Mon poids de corps qui était de 69 kilos se situe maintenant à 62 kilos. Et quand je sors de l’entraînement je suis à 60. Ensuite perdre trois kilos pour la compétition, ce n’est rien, ça se perd vite… Sinon, j’ai perdu un peu en force… Avant je réalisais 100 kilos en développé couché, là je galère à 70 kilos. Mais pas en lutte je n’ai pas perdu en puissance, j’arrive à lutter avec mes potes de 66 kilos. 

Qu’est-ce que vous aimez dans la lutte ? 

Il faut être souple comme un gymnaste, fort comme un haltérophile, rapide comme un sprinteur et tacticien comme un joueur d’échec. C’est le seul sport de combat que tout le monde peut faire sans avoir vraiment appris. Des enfants naturellement entre eux quand ils se chamaillent, ils luttent. 

Que représentent les Jeux Olympiques de Paris 2024 dans votre carrière ? 

La vie ne s’arrêtera pas en 2024. Mais pour moi ce serait un honneur de rendre à ce pays ce qu’il m’a donné.  

Quel est votre champion culte ? 

Quand j’ai grandi, c’était des champions de lutte tchétchènes, mais aujourd’hui, j’aime bien voir la vision du sport des grands champions comme Zidane ou Cristiano Ronaldo.  

La chose à laquelle vous pensez quand vous êtes dans le doute ? 

Mes parents, c’est mon moteur.
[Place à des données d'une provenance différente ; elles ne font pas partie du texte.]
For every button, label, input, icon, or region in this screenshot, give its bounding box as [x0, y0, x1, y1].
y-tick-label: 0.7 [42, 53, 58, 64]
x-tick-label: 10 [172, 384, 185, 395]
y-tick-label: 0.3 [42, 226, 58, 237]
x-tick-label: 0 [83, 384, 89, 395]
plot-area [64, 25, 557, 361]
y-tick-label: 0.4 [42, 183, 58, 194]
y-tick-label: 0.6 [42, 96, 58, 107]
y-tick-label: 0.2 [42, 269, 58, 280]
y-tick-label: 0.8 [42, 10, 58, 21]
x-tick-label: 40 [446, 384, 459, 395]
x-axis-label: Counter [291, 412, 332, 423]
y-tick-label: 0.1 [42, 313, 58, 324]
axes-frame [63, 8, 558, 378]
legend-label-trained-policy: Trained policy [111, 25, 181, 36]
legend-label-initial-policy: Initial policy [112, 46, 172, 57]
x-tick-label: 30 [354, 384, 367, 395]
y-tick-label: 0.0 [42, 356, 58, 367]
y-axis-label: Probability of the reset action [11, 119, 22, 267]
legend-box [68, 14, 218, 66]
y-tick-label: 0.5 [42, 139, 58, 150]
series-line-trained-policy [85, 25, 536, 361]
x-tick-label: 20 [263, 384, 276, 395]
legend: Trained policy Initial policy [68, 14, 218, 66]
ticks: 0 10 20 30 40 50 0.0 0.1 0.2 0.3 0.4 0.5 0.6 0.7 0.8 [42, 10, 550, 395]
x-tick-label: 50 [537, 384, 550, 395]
Je vais serrer les dents, je ne vais pas abandonner pour eux, pour ce qu’ils ont fait pour leurs enfants. Je me croyais un guerrier parce que je me lève à 6h… mais les vraies personnes courageuses ce sont des gens qui travaillent comme mon père ou ma mère qui se lèvent à l’aube… J’ai parfois le syndrome de l’imposteur. 

Votre point fort ? 

Discipline et mental d’acier.  

Si vous deviez retenir une valeur qui vous est chère dans le sport ?  

Le respect. Des coachs, de l’adversaire, des partenaires, de soi-même, des arbitres, des règles, de sa discipline personnelle.  

Avez-vous une autre passion ? 

Je me suis découvert une passion pour les montres. Je commence à avoir une petite collection. 

Et que représente le soutien de la Caisse d’Epargne de Bourgogne Franche-Comté, votre partenaire ?

Quand la Caisse d’Epargne de Bourgogne Franche-Comté m’a contacté, je n’y croyais pas. Ils sont toujours présents avec moi… On me dit : « C’est un mécène, c’est normal », mais non, ce n’est pas normal : j’ai des amis qui se lèvent à 6h se couchent à 22h et travaillent pour des gens qu’ils n’aiment pas. Moi, on me donne de l’argent pour vivre ma passion. Au début, je pensais qu’on allait me donner de l’argent un point c’est tout. Mais c’est beaucoup plus que ça. Déjà le soutien financier me donne une sérénité à l’entraînement. Je n’ai pas à penser, comme certains amis, comment je vais payer mon billet de train pour rentrer chez moi, pour payer mon téléphone, pas besoin, comme d’autres, d’aller travailler après l’entraînement. C’est un repos mental. Et puis la Caisse d’Epagne de Bourgogne Franche-Comté ce n’est pas juste une entreprise. J’ai découvert Michel, Pierre. On échange, ce n’est plus des partenaires, ce sont des amis, c’est la famille… Je vois que les gens sont vrais avec moi. Et puis ils m’ont aidé à pérenniser mes comptes. Ils m’ont donné une tranquillité d’esprit qui est vraiment un luxe.